Novamente atentos ao acessório, ao comentário fácil (pouco ou nada informado) à encenação de hipóteses sem qualquer sustentação lógica ou cientificidade, desconhecendo o normativo legal, assistimos a uma sucessão de comentários e notícias que nos leva a questionar com propriedade: “Será que eles sabem o que fazem?”

As televisões passaram imagens da “CMTV”, mais precisamente o espaço informativo da “TVI”, “Diário da Manhã”, no dia 30 de Outubro de 2014, onde era oferecido ao telespectador observar um sujeito visivelmente condicionado, dando indicações ou confirmando de forma insegura o que era solicitado a dizer por parte de dois indivíduos, cuja imagem da face estava distorcida, identificados na peça jornalística como sendo dois Inspectores da Polícia Judiciária.

A acção decorre numa habitação, local onde o sujeito se encontra na presença dos dois Inspectores que visivelmente “conduzem os trabalhos” – eufemismo para “condicionamento do testemunho do arguido”!

Capitulo V, Da reconstituição do facto, artigo 150.º do Código Processo Penal Português.
Artigo 150.º (Pressupostos e procedimento)

  1. Quando houver necessidade de determinar se um facto poderia ter ocorrido de certa forma, é admissível a sua reconstituição. Esta consiste na reprodução, tão fiel quanto possível, das condições em que se afirma ou se supõe ter ocorrido o facto e na repetição do modo de realização do mesmo.
  2. O despacho que ordenar a reconstituição do facto deve conter uma indicação sucinta do seu objecto, do dia, hora e local em que ocorrerão as diligências e da forma da sua efectivação, eventualmente com recurso a meios audiovisuais.
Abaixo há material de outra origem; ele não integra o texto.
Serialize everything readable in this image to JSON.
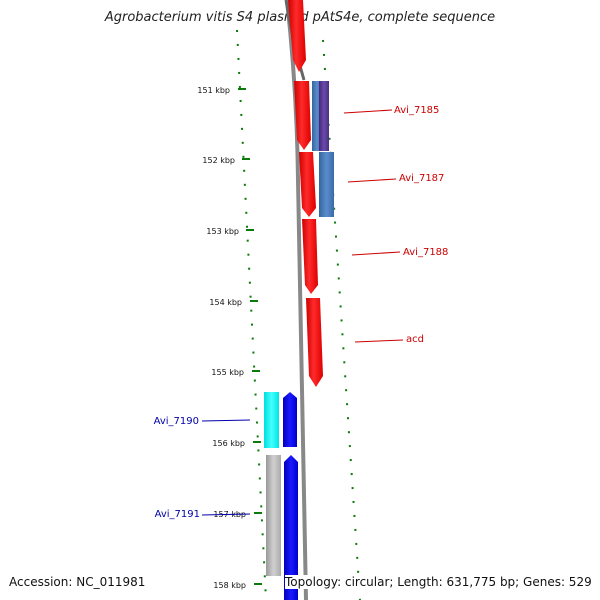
{
  "title": "Agrobacterium vitis S4 plasmid pAtS4e, complete sequence",
  "footer": {
    "accession": "Accession: NC_011981",
    "topology": "Topology: circular; Length: 631,775 bp; Genes: 529"
  },
  "ruler": {
    "unit": "kbp",
    "ticks": [
      "151 kbp",
      "152 kbp",
      "153 kbp",
      "154 kbp",
      "155 kbp",
      "156 kbp",
      "157 kbp",
      "158 kbp"
    ]
  },
  "genes": [
    {
      "name": "Avi_7185",
      "strand": "forward",
      "color": "#cc0000"
    },
    {
      "name": "Avi_7187",
      "strand": "forward",
      "color": "#cc0000"
    },
    {
      "name": "Avi_7188",
      "strand": "forward",
      "color": "#cc0000"
    },
    {
      "name": "acd",
      "strand": "forward",
      "color": "#cc0000"
    },
    {
      "name": "Avi_7190",
      "strand": "reverse",
      "color": "#0000aa"
    },
    {
      "name": "Avi_7191",
      "strand": "reverse",
      "color": "#0000aa"
    }
  ],
  "colors": {
    "forward_cds": "#ff1a1a",
    "reverse_cds": "#1010e0",
    "backbone": "#888888",
    "ticks": "#0a7a0a",
    "feature_cyan": "#22ffff",
    "feature_slate": "#4477bb",
    "feature_purple": "#553399",
    "feature_gray": "#b8b8b8"
  }
}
No mesmo despacho pode ser designado perito para execução de operações determinadas.
  3. A publicidade da diligência deve, na medida do possível, ser evitada.

Atentem no número 2 do artigo anteriormente citado, nomeadamente: “[…] 2. O despacho que ordernar […]”.

Percebem agora que os advogados que também fazem parte da Justiça, aqueles que devem exigir mais porque, supostamente, mais informados, não solicitam/exigem maior rigor e cientificidade à investigação, mantendo-se deste modo o status quo, não se verificando evolução na investigação, porque não contestada com saber, alimentando-se o “ciclo vicioso da ignorância e incompetência” a que me referia no texto que redigi sobre o “caso Meco e o seu advogado”.

Somente o Ministério Público pode ordenar, vertido em despacho, a realização de reconstituição do facto, sendo a diligência em apreço – video – gravação realizada pela P.J. – nula!

O advogado em fase de inquérito, durante o julgamento, mesmo agora após toda esta confusão, nunca veio alegar a nulidade do acto!?

Acompanhem-me mais um pouco neste exemplo ficcionado, por favor!
O meu Caro(a) Leitor(a) é Inspector da Polícia Judiciária.

Desloca-se à esquadra da P.S.P. onde se encontra um indivíduo do sexo masculino detido porque matou a sua companheira, recorrendo a uma faca de cozinha, no meio da via pública da nossa invicta cidade.

Chegado às instalações da P.S.P., após agradecer o trabalho dos colegas (fica sempre bem) o detido passa a ficar à guarda da P.J., faltando agora recuperar o objecto utilizado na agressão mortal: a faca de cozinha.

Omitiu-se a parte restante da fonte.